Efficient OLAP for Big Data
17 Oct 2018 Wednesday, 02:30 PM to 04:00 PM
COM2 Level 4
Executive Classroom, COM2-04-02
OLAP faces plenty of challenges in the era of big data. The exploded volume of the immutable data hinders OLAP system achieving high service level agreement. Further, the traditional OLAP system can hardly support new analysis patterns like temporal dependence discovery in user behavioral data. In this dissertation, we present a general framework for emerging OLAP system in a bottom-up manner, starting from the basic indexing component and the core analysis engine to a high-level database system.
The motivation of the first work is due to the fact that coarse granularity of data accesses and the heavy use of latches, indices in the B-tree family are not efficient for in-memory databases, especially in the context of today's multi-core architecture. Consequently, we study the parallelizability of skip lists for the parallel and concurrent environment, and present PSL, a Parallel in-memory Skip List that lends itself naturally to the multi-core environment, particularly with non-uniform memory access.
Moreover, five state-of-the-art indices, including FAST, Masstree, BwTree, ART and PSL, are selected in a comprehensive evaluation study to explore the rationale behind the various design choices and implementation techniques. The performance study compares these indices from multiple perspectives, including query throughput, scalability, latency, memory consumption as well as cache/branch miss rate, using various query workloads with different characteristics.
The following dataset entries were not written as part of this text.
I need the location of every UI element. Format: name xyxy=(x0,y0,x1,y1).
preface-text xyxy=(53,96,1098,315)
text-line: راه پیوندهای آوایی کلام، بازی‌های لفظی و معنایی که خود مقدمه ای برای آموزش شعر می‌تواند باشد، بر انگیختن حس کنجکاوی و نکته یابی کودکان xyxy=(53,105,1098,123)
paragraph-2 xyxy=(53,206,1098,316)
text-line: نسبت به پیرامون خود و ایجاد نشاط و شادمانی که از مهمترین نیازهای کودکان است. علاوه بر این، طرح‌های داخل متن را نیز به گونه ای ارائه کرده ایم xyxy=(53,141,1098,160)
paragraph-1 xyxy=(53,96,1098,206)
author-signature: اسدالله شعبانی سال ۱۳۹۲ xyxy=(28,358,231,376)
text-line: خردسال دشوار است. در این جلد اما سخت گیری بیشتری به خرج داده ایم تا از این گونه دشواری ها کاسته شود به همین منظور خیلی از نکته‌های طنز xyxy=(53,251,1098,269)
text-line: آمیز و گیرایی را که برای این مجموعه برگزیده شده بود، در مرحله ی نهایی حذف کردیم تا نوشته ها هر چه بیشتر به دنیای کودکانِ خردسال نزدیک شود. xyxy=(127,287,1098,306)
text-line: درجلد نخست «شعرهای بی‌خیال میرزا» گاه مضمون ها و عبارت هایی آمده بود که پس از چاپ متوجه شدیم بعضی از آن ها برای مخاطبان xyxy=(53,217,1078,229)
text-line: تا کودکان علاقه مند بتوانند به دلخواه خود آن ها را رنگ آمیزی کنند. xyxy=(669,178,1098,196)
Our results indicate that there is no one-size-fits-all solution. For example, PSL achieves better query throughput for most settings, but occupies more memory space and can incur a large overhead in updating the index. Nevertheless, the huge performance gain renders the exploitation of modern hardware features indispensable for modern database indices.
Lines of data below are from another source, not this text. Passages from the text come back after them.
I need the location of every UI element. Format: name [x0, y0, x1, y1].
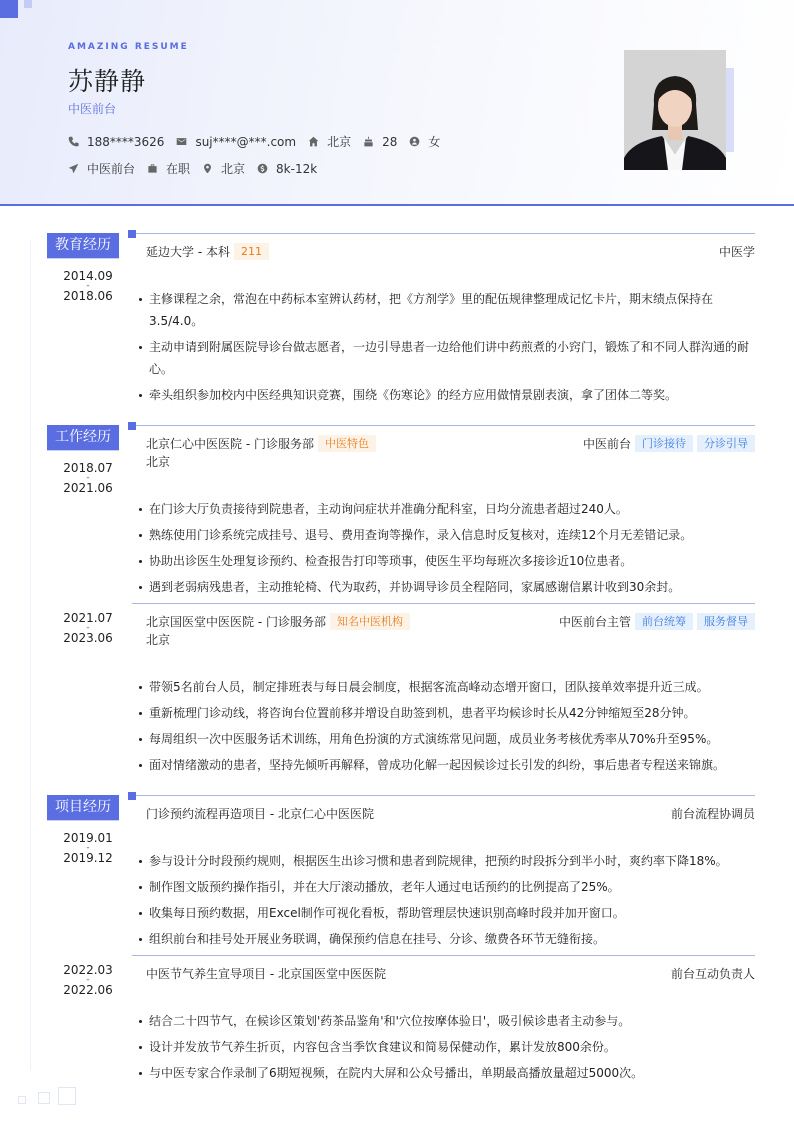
corner-decoration [38, 1092, 50, 1104]
gender-item [409, 133, 440, 150]
work-date [47, 462, 129, 494]
salary-item [257, 162, 317, 176]
date-end: 2018.06 [63, 289, 113, 303]
candidate-title: 中医前台 [68, 102, 117, 116]
date-start: 2019.01 [63, 831, 113, 845]
job-bullets [136, 498, 756, 602]
profile-photo [624, 50, 726, 170]
date-end: 2023.06 [63, 631, 113, 645]
location-pin-icon [202, 163, 213, 174]
status-text: 在职 [166, 162, 191, 176]
job-intent-row [68, 160, 329, 177]
contact-row [68, 133, 452, 150]
timeline-line [30, 240, 31, 1070]
gender-icon [409, 136, 420, 147]
city-item [308, 133, 351, 150]
skill-tag: 服务督导 [697, 613, 755, 630]
company-name: 北京国医堂中医医院 - 门诊服务部 [146, 614, 326, 629]
corner-decoration [18, 1096, 26, 1104]
school-name: 延边大学 - 本科 [146, 244, 230, 259]
date-end: 2021.06 [63, 481, 113, 495]
project-heading [146, 964, 755, 982]
work-date [47, 612, 129, 644]
company-tag: 知名中医机构 [330, 613, 410, 630]
section-divider [136, 233, 755, 234]
entry-divider [132, 603, 755, 604]
date-start: 2021.07 [63, 611, 113, 625]
gender-text: 女 [428, 135, 441, 149]
target-city-text: 北京 [221, 162, 246, 176]
job-role: 中医前台主管 [558, 614, 631, 629]
date-separator: - [86, 623, 90, 633]
send-icon [68, 163, 79, 174]
phone-item [68, 135, 164, 149]
project-date [47, 964, 129, 996]
entry-divider [132, 955, 755, 956]
city-text: 北京 [327, 135, 352, 149]
school-tag: 211 [234, 243, 269, 260]
status-item [147, 160, 190, 177]
list-item: 结合二十四节气，在候诊区策划'药茶品鉴角'和'穴位按摩体验日'，吸引候诊患者主动参与。 [136, 1010, 756, 1032]
company-tag: 中医特色 [318, 435, 376, 452]
date-end: 2022.06 [63, 983, 113, 997]
list-item: 制作图文版预约操作指引，并在大厅滚动播放，老年人通过电话预约的比例提高了25%。 [136, 876, 756, 898]
portrait-illustration [624, 50, 726, 170]
list-item: 与中医专家合作录制了6期短视频，在院内大屏和公众号播出，单期最高播放量超过5000次。 [136, 1062, 756, 1084]
target-city-item [202, 160, 245, 177]
company-name: 北京仁心中医医院 - 门诊服务部 [146, 436, 314, 451]
date-separator: - [86, 473, 90, 483]
education-date [47, 270, 129, 302]
project-section-title: 项目经历 [47, 795, 119, 820]
list-item: 熟练使用门诊系统完成挂号、退号、费用查询等操作，录入信息时反复核对，连续12个月无差错记录。 [136, 524, 756, 546]
list-item: 设计并发放节气养生折页，内容包含当季饮食建议和简易保健动作，累计发放800余份。 [136, 1036, 756, 1058]
candidate-name: 苏静静 [68, 67, 147, 96]
project-name: 门诊预约流程再造项目 - 北京仁心中医医院 [146, 806, 374, 821]
email-text: suj****@***.com [195, 134, 297, 149]
list-item: 带领5名前台人员，制定排班表与每日晨会制度，根据客流高峰动态增开窗口，团队接单效率提升近三成。 [136, 676, 756, 698]
list-item: 组织前台和挂号处开展业务联调，确保预约信息在挂号、分诊、缴费各环节无缝衔接。 [136, 928, 756, 950]
project-heading [146, 804, 755, 822]
resume-header [0, 0, 794, 206]
section-marker [128, 230, 136, 238]
skill-tag: 前台统筹 [635, 613, 693, 630]
list-item: 重新梳理门诊动线，将咨询台位置前移并增设自助签到机，患者平均候诊时长从42分钟缩短至28分钟。 [136, 702, 756, 724]
major: 中医学 [718, 244, 755, 259]
list-item: 面对情绪激动的患者，坚持先倾听再解释，曾成功化解一起因候诊过长引发的纠纷，事后患者专程送来锦旗。 [136, 754, 756, 776]
corner-decoration [0, 0, 18, 18]
project-date [47, 832, 129, 864]
age-item [363, 135, 397, 149]
corner-decoration [58, 1087, 76, 1105]
section-divider [136, 425, 755, 426]
target-job-text: 中医前台 [87, 162, 136, 176]
skill-tag: 门诊接待 [635, 435, 693, 452]
education-heading [146, 242, 755, 260]
list-item: 遇到老弱病残患者，主动推轮椅、代为取药，并协调导诊员全程陪同，家属感谢信累计收到30余封。 [136, 576, 756, 598]
home-icon [308, 136, 319, 147]
date-start: 2022.03 [63, 963, 113, 977]
list-item: 牵头组织参加校内中医经典知识竞赛，围绕《伤寒论》的经方应用做情景剧表演，拿了团体二等奖。 [136, 384, 756, 406]
job-heading [146, 612, 755, 630]
mail-icon [176, 136, 187, 147]
salary-text: 8k-12k [276, 161, 318, 176]
date-end: 2019.12 [63, 851, 113, 865]
phone-text: 188****3626 [87, 134, 165, 149]
date-start: 2018.07 [63, 461, 113, 475]
money-icon [257, 163, 268, 174]
project-role: 前台流程协调员 [670, 806, 755, 821]
project-bullets [136, 850, 756, 954]
skill-tag: 分诊引导 [697, 435, 755, 452]
list-item: 主动申请到附属医院导诊台做志愿者，一边引导患者一边给他们讲中药煎煮的小窍门，锻炼了和不同人群沟通的耐心。 [136, 336, 756, 380]
list-item: 收集每日预约数据，用Excel制作可视化看板，帮助管理层快速识别高峰时段并加开窗口。 [136, 902, 756, 924]
job-role: 中医前台 [582, 436, 631, 451]
cake-icon [363, 136, 374, 147]
section-marker [128, 422, 136, 430]
date-start: 2014.09 [63, 269, 113, 283]
education-bullets [136, 288, 756, 410]
target-job-item [68, 160, 135, 177]
section-divider [136, 795, 755, 796]
resume-tagline: AMAZING RESUME [68, 42, 189, 52]
list-item: 主修课程之余，常泡在中药标本室辨认药材，把《方剂学》里的配伍规律整理成记忆卡片，期末绩点保持在3.5/4.0。 [136, 288, 756, 332]
project-name: 中医节气养生宣导项目 - 北京国医堂中医医院 [146, 966, 386, 981]
email-item [176, 135, 296, 149]
list-item: 每周组织一次中医服务话术训练，用角色扮演的方式演练常见问题，成员业务考核优秀率从70%升至95%。 [136, 728, 756, 750]
job-city: 北京 [146, 633, 171, 647]
list-item: 协助出诊医生处理复诊预约、检查报告打印等琐事，使医生平均每班次多接诊近10位患者。 [136, 550, 756, 572]
section-marker [128, 792, 136, 800]
education-section-title: 教育经历 [47, 233, 119, 258]
list-item: 参与设计分时段预约规则，根据医生出诊习惯和患者到院规律，把预约时段拆分到半小时，爽约率下降18%。 [136, 850, 756, 872]
age-text: 28 [382, 134, 398, 149]
date-separator: - [86, 281, 90, 291]
date-separator: - [86, 975, 90, 985]
date-separator: - [86, 843, 90, 853]
briefcase-icon [147, 163, 158, 174]
job-city: 北京 [146, 455, 171, 469]
phone-icon [68, 136, 79, 147]
project-bullets [136, 1010, 756, 1088]
work-section-title: 工作经历 [47, 425, 119, 450]
job-bullets [136, 676, 756, 780]
corner-decoration [24, 0, 32, 8]
job-heading [146, 434, 755, 452]
list-item: 在门诊大厅负责接待到院患者，主动询问症状并准确分配科室，日均分流患者超过240人。 [136, 498, 756, 520]
project-role: 前台互动负责人 [670, 966, 755, 981]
In the second work, we present a new type of analysis pattern discovered in modern OLAP scenario. To analyze user behavior over time, it is useful to group users into cohorts, giving rise to cohort analysis. We identify several crucial limitations of current cohort analysis, motivated by the unmet need for temporal dependence discovery. To address these limitations, we propose a generalization that we call recurrent cohort analysis. We introduce a set of operators for recurrent cohort analysis and design access methods specific to these operators in both single-node and distributed environments. Through extensive experiments, we show that recurrent cohort analysis when implemented using the proposed access methods is up to six orders faster than one implemented as a layer on top of a database in a single-node setting, and two orders faster than one implemented using Spark SQL in a distributed setting. In future, a new system called Time-Dependent Data OLAP should be presented as the third work of this dissertation as the practical application of the previous works.